Intransigeance
Intransigeance
Sous la pression d’associations militantes, des conférences de chercheurs et cliniciens sur la problématique du genre ont été annulées à Paris. Elles devaient présenter un work in progress pour alimenter et éclairer un débat salutaire. Ces travaux promettaient-ils une vérité ultime ? Étaient-ils une menace ? On ne le saura pas puisque la disputatio a été tuée in ovo.
Une pièce de théâtre a été annulée aussi.
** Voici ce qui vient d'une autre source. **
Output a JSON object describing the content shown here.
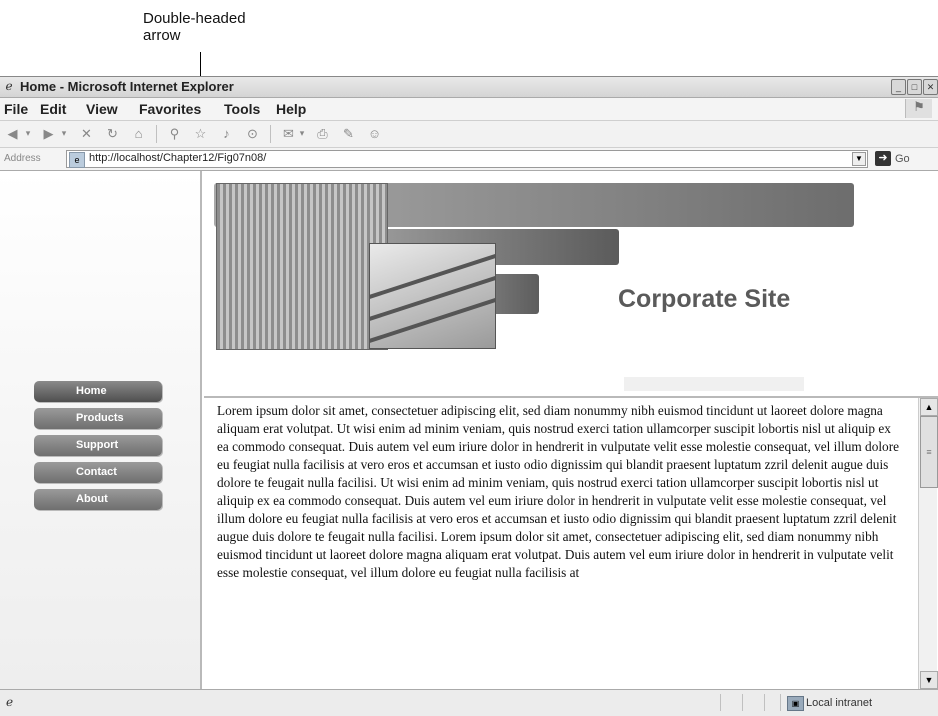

Écrite par une personne transgenre, elle avait été jouée par une actrice, une vingtaine de fois, avant que, selon la presse, notre dramaturge ne se ravise sur l’interprétation de son récit autobiographique : seul un acteur trans devrait désormais jouer un personnage trans. Peut-on dire qu’il faudra un vrai avare pour jouer L’Avare ? Cette exigence d’un semblable qui serait le même, y compris pour une représentation, doit interroger notre clinique et la possibilité d’un prochain, qui serait autre.
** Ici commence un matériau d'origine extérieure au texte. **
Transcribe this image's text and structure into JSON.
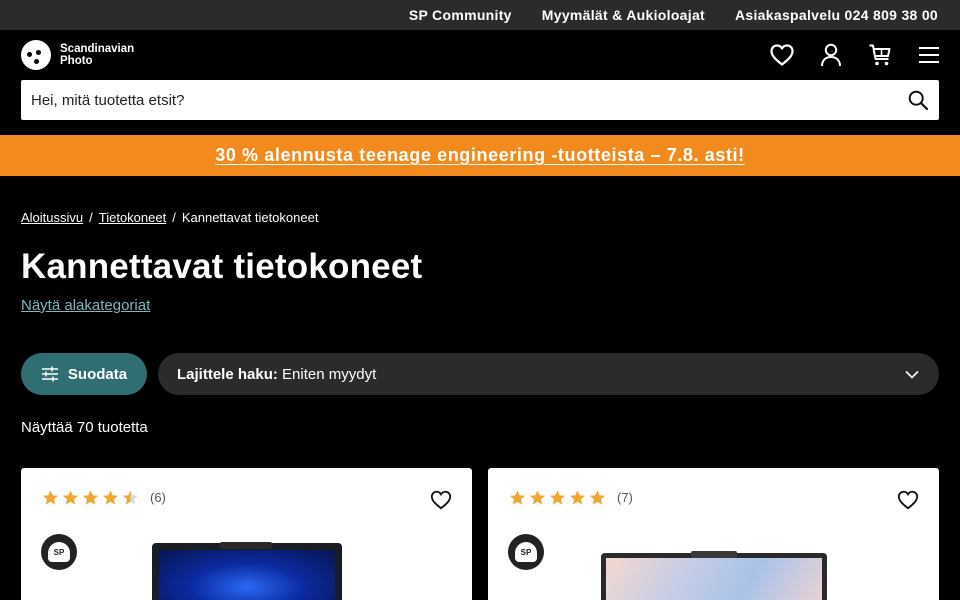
{
  "topbar": {
    "community": "SP Community",
    "stores": "Myymälät & Aukioloajat",
    "customer_service": "Asiakaspalvelu 024 809 38 00"
  },
  "header": {
    "logo_line1": "Scandinavian",
    "logo_line2": "Photo",
    "icons": [
      "heart-icon",
      "user-icon",
      "cart-icon",
      "menu-icon"
    ]
  },
  "search": {
    "placeholder": "Hei, mitä tuotetta etsit?",
    "value": ""
  },
  "promo": {
    "text": "30 % alennusta teenage engineering -tuotteista – 7.8. asti!",
    "color": "#f28a1d"
  },
  "breadcrumb": {
    "items": [
      "Aloitussivu",
      "Tietokoneet",
      "Kannettavat tietokoneet"
    ],
    "separator": "/"
  },
  "page": {
    "title": "Kannettavat tietokoneet",
    "subcategories_link": "Näytä alakategoriat",
    "filter_label": "Suodata",
    "sort_label": "Lajittele haku:",
    "sort_value": "Eniten myydyt",
    "result_count": "Näyttää 70 tuotetta"
  },
  "products": [
    {
      "rating_count": "(6)",
      "stars": 4.5,
      "badge": "SP"
    },
    {
      "rating_count": "(7)",
      "stars": 5,
      "badge": "SP"
    }
  ],
  "colors": {
    "accent": "#2f6e73",
    "link": "#7fb6bd",
    "star": "#f0a830"
  }
}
Tout comme une patiente poussa Freud à fonder sa talking cure en lui demandant de se taire, nous pourrions croire qu’on demande une nouvelle fois aux psychanalystes de se taire. Cependant, nos patients trans n’annulent pas leur séance mais demandent une écoute, une présence. Et si le sexe de l’analyste, son genre, voire son orientation sexuelle (pas toujours explicitée) jouent dans l’engagement d’une analyse, parfois ça aide, parfois entrave, comme beaucoup d’autres traits, cela se parle, se traverse. La position du psychanalyste n’est pas celle de juger moralement, de légiférer ou encore moins de détenir un savoir ultime sur son patient. La psychanalyse est surtout une question et ne vient pas faire la leçon.
Quelle que soit la souffrance et l’identité du patient, ce qui concerne le psychanalyste est la vérité de notre rapport au langage, qui nous a tous dénaturés. De cette vérité il est l’amoureux transi.
Que cette année qui débute soit fertile et les échanges clairvoyants, entre les uns et les autres.